As you might imagine, I rely on Idera’s Diagnostic Manager quite a bit. Diagnostic Manager monitors many different things within each SQL Instance will alert to them when they met the thresholds you configure. Now if you only a few SQL Instances monitored, you may not have many alerts, but if you have dozens of SQL Instances monitored, you could have several dozen alerts all the time.
Maybe some of those alerts are not going to cause your system to crash right away, but you want to keep them in mind to show your boss that you need more memory or disk space.

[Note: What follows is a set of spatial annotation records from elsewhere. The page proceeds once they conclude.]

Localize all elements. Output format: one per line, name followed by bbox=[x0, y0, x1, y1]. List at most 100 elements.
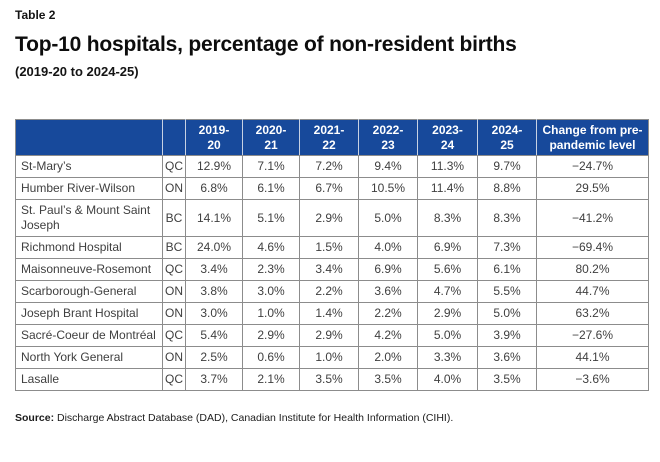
year-value-cell: 2.1% bbox=[242, 368, 300, 391]
province-cell: QC bbox=[162, 324, 186, 347]
source-note: Source: Discharge Abstract Database (DAD… bbox=[15, 412, 645, 425]
year-value-cell: 3.4% bbox=[299, 258, 359, 281]
year-value-cell: 6.8% bbox=[185, 177, 243, 200]
hospital-name-cell: Humber River-Wilson bbox=[15, 177, 163, 200]
table-row: Scarborough-General ON 3.8% 3.0% 2.2% 3.6% 4.7… bbox=[15, 280, 649, 303]
table-body: St-Mary’s QC 12.9% 7.1% 7.2% 9.4% 11.3% 9.7% −24… bbox=[15, 155, 649, 391]
table-row: Sacré-Coeur de Montréal QC 5.4% 2.9% 2.9% 4.2… bbox=[15, 324, 649, 347]
year-value-cell: 4.7% bbox=[417, 280, 478, 303]
year-value-cell: 5.0% bbox=[417, 324, 478, 347]
year-value-cell: 3.5% bbox=[477, 368, 537, 391]
table-row: St. Paul’s & Mount Saint Joseph BC 14.1% 5.… bbox=[15, 199, 649, 237]
col-header-change: Change from pre- pandemic level bbox=[536, 119, 649, 156]
hospital-name-cell: St-Mary’s bbox=[15, 155, 163, 178]
hospital-name-cell: St. Paul’s & Mount Saint Joseph bbox=[15, 199, 163, 237]
col-header-year: 2019- 20 bbox=[185, 119, 243, 156]
year-value-cell: 2.5% bbox=[185, 346, 243, 369]
hospital-name-cell: Lasalle bbox=[15, 368, 163, 391]
year-value-cell: 11.4% bbox=[417, 177, 478, 200]
year-value-cell: 3.7% bbox=[185, 368, 243, 391]
change-value-cell: 29.5% bbox=[536, 177, 649, 200]
col-header-year: 2022- 23 bbox=[358, 119, 418, 156]
year-value-cell: 7.3% bbox=[477, 236, 537, 259]
year-value-cell: 2.9% bbox=[417, 302, 478, 325]
hospital-name-cell: Joseph Brant Hospital bbox=[15, 302, 163, 325]
change-value-cell: 44.7% bbox=[536, 280, 649, 303]
hospital-name-cell: Sacré-Coeur de Montréal bbox=[15, 324, 163, 347]
year-value-cell: 2.9% bbox=[242, 324, 300, 347]
hospital-name-cell: Maisonneuve-Rosemont bbox=[15, 258, 163, 281]
table-row: Joseph Brant Hospital ON 3.0% 1.0% 1.4% 2.2% 2… bbox=[15, 302, 649, 325]
change-value-cell: −24.7% bbox=[536, 155, 649, 178]
year-value-cell: 3.3% bbox=[417, 346, 478, 369]
year-value-cell: 1.0% bbox=[299, 346, 359, 369]
change-value-cell: 63.2% bbox=[536, 302, 649, 325]
year-value-cell: 4.0% bbox=[417, 368, 478, 391]
year-value-cell: 3.5% bbox=[299, 368, 359, 391]
change-value-cell: 80.2% bbox=[536, 258, 649, 281]
figure-container: Table 2 Top-10 hospitals, percentage of … bbox=[15, 8, 649, 425]
table-row: Maisonneuve-Rosemont QC 3.4% 2.3% 3.4% 6.9% 5.… bbox=[15, 258, 649, 281]
col-header-year: 2021- 22 bbox=[299, 119, 359, 156]
table-head: 2019- 20 2020- 21 2021- 22 2022- 23 2023- 24… bbox=[15, 119, 649, 156]
year-value-cell: 12.9% bbox=[185, 155, 243, 178]
hospitals-table: 2019- 20 2020- 21 2021- 22 2022- 23 2023- 24… bbox=[15, 119, 649, 391]
year-value-cell: 8.3% bbox=[477, 199, 537, 237]
year-value-cell: 4.2% bbox=[358, 324, 418, 347]
year-value-cell: 11.3% bbox=[417, 155, 478, 178]
year-value-cell: 4.6% bbox=[242, 236, 300, 259]
year-value-cell: 6.1% bbox=[242, 177, 300, 200]
year-value-cell: 5.6% bbox=[417, 258, 478, 281]
year-value-cell: 1.4% bbox=[299, 302, 359, 325]
year-value-cell: 1.5% bbox=[299, 236, 359, 259]
year-value-cell: 6.9% bbox=[358, 258, 418, 281]
year-value-cell: 10.5% bbox=[358, 177, 418, 200]
hospital-name-cell: Richmond Hospital bbox=[15, 236, 163, 259]
province-cell: BC bbox=[162, 199, 186, 237]
year-value-cell: 7.1% bbox=[242, 155, 300, 178]
province-cell: ON bbox=[162, 346, 186, 369]
year-value-cell: 2.2% bbox=[358, 302, 418, 325]
table-row: Humber River-Wilson ON 6.8% 6.1% 6.7% 10.5% 11… bbox=[15, 177, 649, 200]
year-value-cell: 2.9% bbox=[299, 199, 359, 237]
year-value-cell: 0.6% bbox=[242, 346, 300, 369]
table-row: St-Mary’s QC 12.9% 7.1% 7.2% 9.4% 11.3% 9.7% −24… bbox=[15, 155, 649, 178]
change-value-cell: 44.1% bbox=[536, 346, 649, 369]
province-cell: BC bbox=[162, 236, 186, 259]
year-value-cell: 9.7% bbox=[477, 155, 537, 178]
year-value-cell: 24.0% bbox=[185, 236, 243, 259]
year-value-cell: 8.3% bbox=[417, 199, 478, 237]
page-title: Top-10 hospitals, percentage of non-resi… bbox=[15, 33, 517, 56]
province-cell: QC bbox=[162, 368, 186, 391]
province-cell: ON bbox=[162, 280, 186, 303]
year-value-cell: 3.6% bbox=[358, 280, 418, 303]
table-row: Lasalle QC 3.7% 2.1% 3.5% 3.5% 4.0% 3.5% −3.6% bbox=[15, 368, 649, 391]
col-header-province bbox=[162, 119, 186, 156]
year-value-cell: 1.0% bbox=[242, 302, 300, 325]
col-header-year: 2020- 21 bbox=[242, 119, 300, 156]
year-value-cell: 2.2% bbox=[299, 280, 359, 303]
year-value-cell: 3.8% bbox=[185, 280, 243, 303]
col-header-year: 2023- 24 bbox=[417, 119, 478, 156]
subtitle: (2019-20 to 2024-25) bbox=[15, 64, 139, 79]
header-row: 2019- 20 2020- 21 2021- 22 2022- 23 2023- 24… bbox=[15, 119, 649, 156]
province-cell: QC bbox=[162, 258, 186, 281]
table-row: Richmond Hospital BC 24.0% 4.6% 1.5% 4.0% 6.9%… bbox=[15, 236, 649, 259]
year-value-cell: 5.0% bbox=[477, 302, 537, 325]
year-value-cell: 5.1% bbox=[242, 199, 300, 237]
change-value-cell: −69.4% bbox=[536, 236, 649, 259]
year-value-cell: 8.8% bbox=[477, 177, 537, 200]
year-value-cell: 3.5% bbox=[358, 368, 418, 391]
year-value-cell: 3.0% bbox=[242, 280, 300, 303]
change-value-cell: −41.2% bbox=[536, 199, 649, 237]
province-cell: ON bbox=[162, 177, 186, 200]
col-header-year: 2024- 25 bbox=[477, 119, 537, 156]
year-value-cell: 6.1% bbox=[477, 258, 537, 281]
change-value-cell: −27.6% bbox=[536, 324, 649, 347]
year-value-cell: 3.4% bbox=[185, 258, 243, 281]
year-value-cell: 2.9% bbox=[299, 324, 359, 347]
change-value-cell: −3.6% bbox=[536, 368, 649, 391]
source-text: Discharge Abstract Database (DAD), Canad… bbox=[57, 412, 454, 424]
table-row: North York General ON 2.5% 0.6% 1.0% 2.0% 3.3%… bbox=[15, 346, 649, 369]
province-cell: ON bbox=[162, 302, 186, 325]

So how do you know if something critical just happened that you really should look at and isn’t part of the other 50 alerts that just noise for right now?
This is where I use the different alert statuses and have defined what each status means.
Critical (Red) status means I want our support center who is watching the alerts page 24 ×7 to call me anytime of the day or night about it. I keep things like job failures, disk space that is really low and custom alerts about backups being really behind for example in this spot. When a alert goes to critical and it is not something that I need to know about immediately, I will re-adjust to only go as far as a warning level.
Warning (Yellow) status means that this is something that I want to know about and could be become a serious issue, but I don’t need a 3AM wake up call about it. For me it’s almost as important as a critical alert and is something that I will look at, but I won’t drop everything right now for it.
OK (Blue) status means it’s something I need to be aware of, but could go for days or weeks before I do something about it. For example, our dev system is using 90% of the available memory. That’s fine because it won’t be growing larger than that and we are actually migrating SQL Instances over to a new 2012 Environment.
This allows me to quickly sort through the alerts to see which ones I should be working on and concerned about (aka, prioritizing my time!)